В нашей 114-й палате четыре человека. Громоздкий, надутый нездоровой полнотой, какой-то номенклатурщик из Министерства энергетики. Он всем недоволен – как в старом и скучном анекдоте, – он постоянно, днем, вечером, а иногда даже ночью, жует обильно приносимую ему номенклатурную пищу: икру, цыплят, сыр – ну просто как у Галича («а там икра, а там вино и сыр и печки-лавочки…») – Напротив меня – профессор-геолог. Он моложав ироничен, интеллигентен и мужествен. У нас троих банальный инфаркт, а у него что-то сложное, непонятное даже докам из кардиологии. Кардиоконтролер непрерывно показывает его кардиограмму, пульс, ритм и прочие проявления работы этой маленькой, но необходимой штуки.
Третий в палате – Ниязов. Он татарин. Не крымский, не казанский, а сибирский – из Омска. Первый раз вижу сибирского татарина. Внешне он не отличается от классического образа – Татарина из горьковского «На дне» во МХАТе.
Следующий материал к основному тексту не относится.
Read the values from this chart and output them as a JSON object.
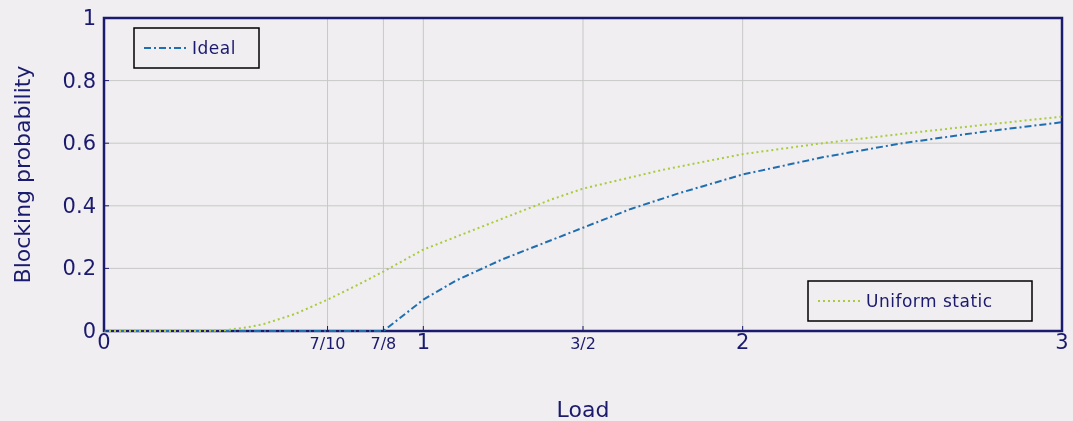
{
  "chart_data": {
    "type": "line",
    "xlabel": "Load",
    "ylabel": "Blocking probability",
    "xlim": [
      0,
      3
    ],
    "ylim": [
      0,
      1
    ],
    "xticks": [
      0,
      {
        "value": 0.7,
        "label": "7/10"
      },
      {
        "value": 0.875,
        "label": "7/8"
      },
      1,
      {
        "value": 1.5,
        "label": "3/2"
      },
      2,
      3
    ],
    "yticks": [
      0,
      0.2,
      0.4,
      0.6,
      0.8,
      1
    ],
    "grid": true,
    "marker": "none",
    "legend": "top left",
    "series": [
      {
        "name": "Ideal",
        "color": "#1f6fb0",
        "line_style": "dashdot",
        "x": [
          0,
          0.875,
          0.95,
          1,
          1.1,
          1.25,
          1.4,
          1.5,
          1.65,
          1.8,
          2,
          2.25,
          2.5,
          2.75,
          3
        ],
        "values": [
          0,
          0,
          0.06,
          0.1,
          0.16,
          0.23,
          0.29,
          0.33,
          0.39,
          0.44,
          0.5,
          0.555,
          0.6,
          0.636,
          0.667
        ]
      },
      {
        "name": "Uniform static",
        "color": "#a8cc3c",
        "line_style": "dotted",
        "x": [
          0,
          0.3,
          0.375,
          0.45,
          0.5,
          0.6,
          0.7,
          0.8,
          0.875,
          1,
          1.1,
          1.25,
          1.4,
          1.5,
          1.75,
          2,
          2.25,
          2.5,
          2.75,
          3
        ],
        "values": [
          0,
          0,
          0.002,
          0.012,
          0.022,
          0.055,
          0.1,
          0.15,
          0.19,
          0.26,
          0.3,
          0.36,
          0.42,
          0.455,
          0.515,
          0.565,
          0.6,
          0.63,
          0.658,
          0.685
        ]
      }
    ]
  }
}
И сидит так же поджавши ноги на постели, и говорит странно – не то что с акцентом, а неразборчиво, не по-русски, не всегда даже его можно понять.
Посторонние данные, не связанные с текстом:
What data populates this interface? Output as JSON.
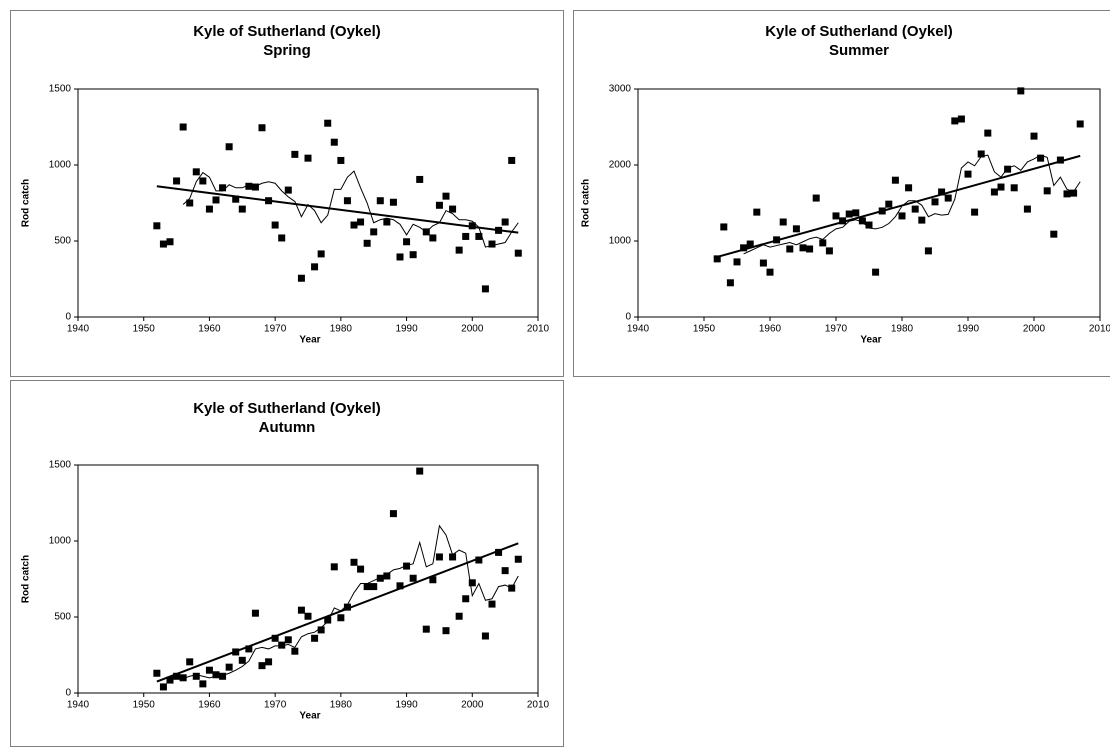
{
  "chart_data": [
    {
      "type": "scatter",
      "title": "Kyle of Sutherland (Oykel)",
      "subtitle": "Spring",
      "xlabel": "Year",
      "ylabel": "Rod catch",
      "x": [
        1952,
        1953,
        1954,
        1955,
        1956,
        1957,
        1958,
        1959,
        1960,
        1961,
        1962,
        1963,
        1964,
        1965,
        1966,
        1967,
        1968,
        1969,
        1970,
        1971,
        1972,
        1973,
        1974,
        1975,
        1976,
        1977,
        1978,
        1979,
        1980,
        1981,
        1982,
        1983,
        1984,
        1985,
        1986,
        1987,
        1988,
        1989,
        1990,
        1991,
        1992,
        1993,
        1994,
        1995,
        1996,
        1997,
        1998,
        1999,
        2000,
        2001,
        2002,
        2003,
        2004,
        2005,
        2006,
        2007
      ],
      "values": [
        600,
        480,
        495,
        895,
        1250,
        750,
        955,
        895,
        710,
        770,
        850,
        1120,
        775,
        710,
        860,
        855,
        1245,
        765,
        605,
        520,
        835,
        1070,
        255,
        1045,
        330,
        415,
        1275,
        1150,
        1030,
        765,
        605,
        625,
        485,
        560,
        765,
        625,
        755,
        395,
        495,
        410,
        905,
        560,
        520,
        735,
        795,
        710,
        440,
        530,
        600,
        530,
        185,
        480,
        570,
        625,
        1030,
        420
      ],
      "moving_average": [
        null,
        null,
        null,
        null,
        740,
        780,
        890,
        950,
        920,
        830,
        830,
        870,
        850,
        850,
        870,
        860,
        880,
        890,
        880,
        830,
        790,
        760,
        660,
        740,
        700,
        620,
        670,
        840,
        840,
        920,
        960,
        850,
        750,
        620,
        640,
        650,
        640,
        610,
        540,
        610,
        590,
        560,
        600,
        620,
        700,
        680,
        640,
        640,
        630,
        590,
        460,
        470,
        480,
        490,
        560,
        620
      ],
      "trend_x": [
        1952,
        2007
      ],
      "trend_values": [
        860,
        555
      ],
      "xlim": [
        1940,
        2010
      ],
      "xticks": [
        1940,
        1950,
        1960,
        1970,
        1980,
        1990,
        2000,
        2010
      ],
      "ylim": [
        0,
        1500
      ],
      "yticks": [
        0,
        500,
        1000,
        1500
      ],
      "color": "#000000"
    },
    {
      "type": "scatter",
      "title": "Kyle of Sutherland (Oykel)",
      "subtitle": "Summer",
      "xlabel": "Year",
      "ylabel": "Rod catch",
      "x": [
        1952,
        1953,
        1954,
        1955,
        1956,
        1957,
        1958,
        1959,
        1960,
        1961,
        1962,
        1963,
        1964,
        1965,
        1966,
        1967,
        1968,
        1969,
        1970,
        1971,
        1972,
        1973,
        1974,
        1975,
        1976,
        1977,
        1978,
        1979,
        1980,
        1981,
        1982,
        1983,
        1984,
        1985,
        1986,
        1987,
        1988,
        1989,
        1990,
        1991,
        1992,
        1993,
        1994,
        1995,
        1996,
        1997,
        1998,
        1999,
        2000,
        2001,
        2002,
        2003,
        2004,
        2005,
        2006,
        2007
      ],
      "values": [
        765,
        1185,
        450,
        725,
        910,
        960,
        1380,
        710,
        590,
        1015,
        1250,
        895,
        1160,
        910,
        895,
        1565,
        975,
        870,
        1330,
        1265,
        1355,
        1370,
        1265,
        1210,
        590,
        1395,
        1485,
        1800,
        1330,
        1700,
        1420,
        1275,
        870,
        1515,
        1645,
        1565,
        2580,
        2605,
        1880,
        1380,
        2145,
        2420,
        1645,
        1710,
        1945,
        1700,
        2975,
        1420,
        2380,
        2090,
        1660,
        1090,
        2065,
        1620,
        1630,
        2540
      ],
      "moving_average": [
        null,
        null,
        null,
        null,
        830,
        870,
        910,
        950,
        920,
        940,
        960,
        980,
        950,
        990,
        1030,
        1050,
        1020,
        1100,
        1160,
        1180,
        1260,
        1280,
        1250,
        1170,
        1160,
        1180,
        1230,
        1320,
        1460,
        1530,
        1530,
        1470,
        1320,
        1360,
        1340,
        1350,
        1550,
        1960,
        2040,
        1990,
        2110,
        2130,
        1910,
        1840,
        1960,
        1990,
        1930,
        2040,
        2080,
        2130,
        2100,
        1730,
        1840,
        1680,
        1650,
        1780
      ],
      "trend_x": [
        1952,
        2007
      ],
      "trend_values": [
        790,
        2120
      ],
      "xlim": [
        1940,
        2010
      ],
      "xticks": [
        1940,
        1950,
        1960,
        1970,
        1980,
        1990,
        2000,
        2010
      ],
      "ylim": [
        0,
        3000
      ],
      "yticks": [
        0,
        1000,
        2000,
        3000
      ],
      "color": "#000000"
    },
    {
      "type": "scatter",
      "title": "Kyle of Sutherland (Oykel)",
      "subtitle": "Autumn",
      "xlabel": "Year",
      "ylabel": "Rod catch",
      "x": [
        1952,
        1953,
        1954,
        1955,
        1956,
        1957,
        1958,
        1959,
        1960,
        1961,
        1962,
        1963,
        1964,
        1965,
        1966,
        1967,
        1968,
        1969,
        1970,
        1971,
        1972,
        1973,
        1974,
        1975,
        1976,
        1977,
        1978,
        1979,
        1980,
        1981,
        1982,
        1983,
        1984,
        1985,
        1986,
        1987,
        1988,
        1989,
        1990,
        1991,
        1992,
        1993,
        1994,
        1995,
        1996,
        1997,
        1998,
        1999,
        2000,
        2001,
        2002,
        2003,
        2004,
        2005,
        2006,
        2007
      ],
      "values": [
        130,
        40,
        85,
        110,
        100,
        205,
        110,
        60,
        150,
        120,
        110,
        170,
        270,
        215,
        290,
        525,
        180,
        205,
        360,
        315,
        350,
        275,
        545,
        505,
        360,
        415,
        480,
        830,
        495,
        565,
        860,
        815,
        700,
        700,
        755,
        770,
        1180,
        705,
        835,
        755,
        1460,
        420,
        745,
        895,
        410,
        895,
        505,
        620,
        725,
        875,
        375,
        585,
        925,
        805,
        690,
        880
      ],
      "moving_average": [
        null,
        null,
        null,
        null,
        95,
        110,
        120,
        110,
        100,
        110,
        115,
        130,
        150,
        175,
        210,
        290,
        300,
        290,
        310,
        310,
        320,
        300,
        370,
        390,
        400,
        430,
        470,
        560,
        540,
        580,
        660,
        720,
        720,
        740,
        760,
        780,
        810,
        820,
        840,
        850,
        990,
        830,
        850,
        1100,
        1040,
        910,
        940,
        920,
        640,
        720,
        610,
        620,
        700,
        710,
        690,
        770
      ],
      "trend_x": [
        1952,
        2007
      ],
      "trend_values": [
        75,
        985
      ],
      "xlim": [
        1940,
        2010
      ],
      "xticks": [
        1940,
        1950,
        1960,
        1970,
        1980,
        1990,
        2000,
        2010
      ],
      "ylim": [
        0,
        1500
      ],
      "yticks": [
        0,
        500,
        1000,
        1500
      ],
      "color": "#000000"
    }
  ]
}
Ниязов: подвижен, активен, общителен, глаза у него сразу видят все, а слух такой, что в слитном коридорном гуле он слышит содержание разговоров.
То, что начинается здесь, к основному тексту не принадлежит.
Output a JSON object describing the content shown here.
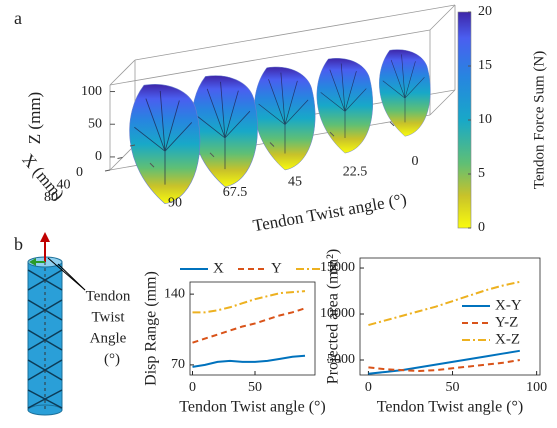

Ниязов мне приятен. Социально он ниже своих соседей, но его это совершенно не смущает и никакого комплекса неполноценности в нем не чувствуется. Он – единственный ходячий и поэтому – просто и естественно – всех обслуживает: подает еду, следит за тем, проглочены ли всеми таблетки, оставленные сестрами. Ниязов не любит номенклатурщика и любовно относится к профессору. Ему почему-то очень импонирует, что кардиоконтролер, к которому профессор припаян, стоит 60 тысяч долларов и так здорово устроен. Он отлично разбирается во всех сложных миганиях огоньков в аппарате, в кардиограмме, бегущей по экрану осциллографа, все время всматривается в показания приборов и озабоченно говорит: «Володя, у тебя опять пошли плохие зубчики…» Ниязов всем говорит «ты», профессора он зовет по имени – Володя. А то и – Володичка. Ко мне он тоже питает почтение, ему нравится, что я – писатель и дарю врачам книги, на обложке которых крупными буквами значится моя фамилия. Меня он зовет по имени-отчеству. Отчество мое ему выговорить трудно, и поэтому я для него – Лев Наумович. Я его тоже называю по имени-отчеству – Григорий Иванович. Вот такое совершенно русское имя и отчество у этого совершенно нерусского человека.